Your arguments are largely based on problems with the system. But strictly as a moral question, is it wrong to trade death for death?
When we talk about the death penalty we're talking about abstractions. But recognize what you're actually talking about doing. If we had a judge and a jury who just happened to arrive at the scene as a murderer's finishing the person off, that's one kind of morality. But what's happening now is you make a guy live for 10 or 12 years telling him you're going to kill him. Then you make him take that walk, knowing with a certainty that few human beings ever have that they are about to die. Then you strap them down in front of an audience. And then you kill them. And you kill somebody who in most instances has been rendered docile by the restrictive environment in which they are locked up. The one thing that really came over me is the unbelievable cruelty of doing that.

I do not judge the people who do that on behalf of the state. If it was Gacy on the gurney and life's circumstances that had put me in that position, I could push the button. But I would do it knowing that society had commanded a really dreadful act.

Did writing novels give you a bigger picture about this?
Writing "Reversible Errors" did. The perspective of that novel came to influence my deliberations about the death penalty, to this extent: what we want is an end to the extraordinary anxieties murder produces. Murder, if unchecked, would reduce ordinary civil life to war. We want the world to be restored.
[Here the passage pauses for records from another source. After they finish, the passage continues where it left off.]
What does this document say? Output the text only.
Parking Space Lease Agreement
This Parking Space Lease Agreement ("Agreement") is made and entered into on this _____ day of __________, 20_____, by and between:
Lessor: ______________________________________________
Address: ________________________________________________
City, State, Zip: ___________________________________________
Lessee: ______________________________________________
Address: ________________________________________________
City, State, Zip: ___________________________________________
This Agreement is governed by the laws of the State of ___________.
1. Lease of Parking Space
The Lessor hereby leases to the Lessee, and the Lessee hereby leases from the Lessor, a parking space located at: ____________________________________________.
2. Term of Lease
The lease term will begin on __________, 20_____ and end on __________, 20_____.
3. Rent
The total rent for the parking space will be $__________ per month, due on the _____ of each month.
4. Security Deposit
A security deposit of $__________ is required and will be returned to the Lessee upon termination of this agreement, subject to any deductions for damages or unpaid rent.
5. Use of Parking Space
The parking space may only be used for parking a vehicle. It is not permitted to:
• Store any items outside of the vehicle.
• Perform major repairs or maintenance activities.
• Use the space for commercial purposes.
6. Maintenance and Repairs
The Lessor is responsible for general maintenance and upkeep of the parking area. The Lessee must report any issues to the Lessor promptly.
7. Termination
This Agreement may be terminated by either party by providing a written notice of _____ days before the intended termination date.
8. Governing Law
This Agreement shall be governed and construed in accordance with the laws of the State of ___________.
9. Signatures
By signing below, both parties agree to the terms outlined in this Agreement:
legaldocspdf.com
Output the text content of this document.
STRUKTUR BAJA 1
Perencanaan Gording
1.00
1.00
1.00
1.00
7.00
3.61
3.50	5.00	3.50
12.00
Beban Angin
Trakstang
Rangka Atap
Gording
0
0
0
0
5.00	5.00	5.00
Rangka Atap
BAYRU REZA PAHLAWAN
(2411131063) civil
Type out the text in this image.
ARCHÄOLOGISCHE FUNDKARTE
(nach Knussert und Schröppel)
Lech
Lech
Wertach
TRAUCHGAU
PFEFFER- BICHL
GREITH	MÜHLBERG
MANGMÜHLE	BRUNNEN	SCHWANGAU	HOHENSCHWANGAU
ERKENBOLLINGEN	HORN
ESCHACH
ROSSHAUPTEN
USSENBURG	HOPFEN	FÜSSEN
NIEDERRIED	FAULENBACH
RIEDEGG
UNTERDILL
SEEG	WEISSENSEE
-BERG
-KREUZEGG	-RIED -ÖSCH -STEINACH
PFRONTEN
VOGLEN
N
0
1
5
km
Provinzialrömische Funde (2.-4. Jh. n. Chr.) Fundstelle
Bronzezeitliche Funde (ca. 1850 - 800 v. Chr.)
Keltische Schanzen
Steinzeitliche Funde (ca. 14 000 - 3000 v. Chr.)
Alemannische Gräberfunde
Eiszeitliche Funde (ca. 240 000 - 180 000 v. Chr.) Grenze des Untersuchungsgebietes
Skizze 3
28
We look at the law and say, "Restore the world." The fact is, the law alone can't restore the world. Our sense of a restored world really resides more in our connections to each other.

"Reversible Errors" is about the limits of the law to define who committed ultimate evil, to define what ultimate evil is, to allow the million arbitrary factors to make this a meaningful punishment, and finally to say are we really accomplishing what we wanted to accomplish? Are those anxieties relieved? I don't think so.